Dublin-born Tom Galvin was educated at University College Dublin and St Patrick's College, Maynooth, graduating with a BA in English and Philosophy and MA in Philosophy. He also studied for a City & Guilds professional qualification in traditional photography.
In 1994 he went with APSO (Agency for Personal Service Overseas), the state body for overseas development, to Poland to work as a teacher in a state school where he later began writing regularly for the Warsaw Voice, and contributed to programmes on Radio Polonia.
He left Poland after five years and worked as a writer for In Dublin magazine and Village Magazine before joining Independent News & Media, where, in 2007, he edited the Evening Herald’s Polish section. That same year he published his account of life in Poland in his book There’s an Egg in My Soup (O’Brien Press) and later his novel, which he also wrote in Poland, Gabriel’s Gate (Book Republic), was published. He also wrote The Little Book of Dublin (New Island) and That’s Cork (Collins Press).
He left Independent News & Media in 2018 and now works in further education. He is writing a new novel and performs regularly as a passionate songwriter and musician. He lives in Wicklow, with his Polish wife, Asia, and their twins.
TALK: The long and winding road: The pros and cons of self-publishing
When writer and musician Tom Galvin submitted his latest book to a publisher in the UK and was told: ‘A good read and well written…the story is powerful … [but] the author would be better off self-publishing’, he realised that something was not quite right.
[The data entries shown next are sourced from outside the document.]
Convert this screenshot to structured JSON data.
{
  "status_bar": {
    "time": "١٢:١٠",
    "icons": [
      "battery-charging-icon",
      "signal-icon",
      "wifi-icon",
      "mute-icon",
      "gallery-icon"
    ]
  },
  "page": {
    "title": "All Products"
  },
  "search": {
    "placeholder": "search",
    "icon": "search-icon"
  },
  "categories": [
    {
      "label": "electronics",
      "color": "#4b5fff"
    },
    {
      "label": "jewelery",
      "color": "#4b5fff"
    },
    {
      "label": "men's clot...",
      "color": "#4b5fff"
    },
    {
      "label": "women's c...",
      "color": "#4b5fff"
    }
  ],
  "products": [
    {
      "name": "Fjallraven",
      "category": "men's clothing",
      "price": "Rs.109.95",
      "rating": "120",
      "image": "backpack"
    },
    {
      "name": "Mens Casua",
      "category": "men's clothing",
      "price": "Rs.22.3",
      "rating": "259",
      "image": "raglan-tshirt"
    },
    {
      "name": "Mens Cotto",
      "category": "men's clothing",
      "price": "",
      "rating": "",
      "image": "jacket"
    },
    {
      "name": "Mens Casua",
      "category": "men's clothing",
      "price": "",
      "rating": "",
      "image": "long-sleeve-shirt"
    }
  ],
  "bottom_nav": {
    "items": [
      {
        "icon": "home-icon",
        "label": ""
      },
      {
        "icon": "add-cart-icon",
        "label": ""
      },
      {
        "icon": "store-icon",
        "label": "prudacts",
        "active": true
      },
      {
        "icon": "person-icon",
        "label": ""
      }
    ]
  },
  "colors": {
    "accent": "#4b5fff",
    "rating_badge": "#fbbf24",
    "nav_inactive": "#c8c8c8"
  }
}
The worlds of traditional and digital publishing had faced each other head on and created a void that writers were being sucked into by the thousands every day. Knowing this all too well, Galvin, rather than face rejection with dejection, bravely decided to jump into the abyss. And so began a long and lonely journey on a road full of cruel twists and turns, lies and deceit, scammers and bloated credit card bills, extended periods of self-doubt and self-loathing … and self-publishing.
The result was The Ghost Song, a book that tells the story of a traditional singer/songwriter trying to compete in the age of digital music but struggling to get heard above all the noise. With songs to accompany the tale, Galvin takes a skewed look at the insanity of going it alone as a writer but with the compulsion to go on nevertheless.